Carbon dioxide belchers down under, beware. A new law passed by the Australian government will require the nation's largest businesses to report on greenhouse gas emissions and energy consumption starting in July of next year. Officials say the public has a right to know who the country's biggest polluters are.
The law applies only to the companies and facilities that emit the highest amounts of greenhouse gases, with the intent of protecting small business from further regulatory burdens. However, stricter limits will be imposed over the course of three years to increase the number of companies reporting.
My first thought on learning about this law was that it would never work in the U.S., or it will at least take years before anything like it comes about. While some effort has been made on the state level, the national government has showed little interest in recent years in interfering with big business's role in contributing to global warming.

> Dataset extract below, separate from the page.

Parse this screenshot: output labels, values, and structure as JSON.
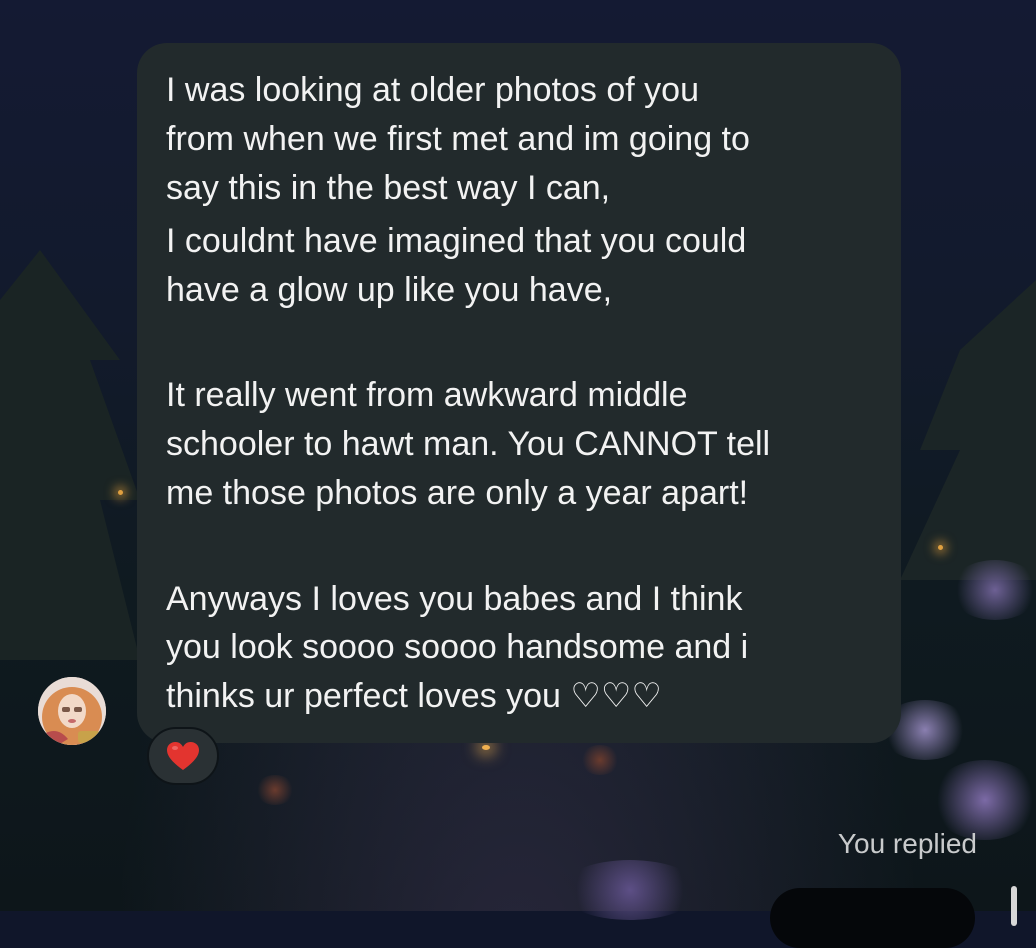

However, further research revealed the U.S. government has had a voluntary program for reporting on greenhouse gas emissions since 1992. Who knew? It falls under the Energy Information Administration, a division of the Department of Energy. I'm a little surprised the reports aren't more widely publicized, considering the business world's scramble these days to show environmental accountability. On the other hand, it's probably difficult to put a positive spin on being one of the nation's biggest contributors to air pollution.
In 2005, the latest year for which data are available, 111 U.S. businesses submitted estimates of their carbon emissions on a company-wide level. To put that in perspective, the Australians estimate 450 companies will report on greenhouse gas levels in the first year, with 700 reporting by 2011. I don't know the exact figures, but I imagine the U.S. has a lot more companies than Australia. Once again, the U.S. trails the rest of the world in creating policies for environmental responsibility.
Should governments mandate reports on greenhouse gas emissions? Do such reports have any effect on business practices?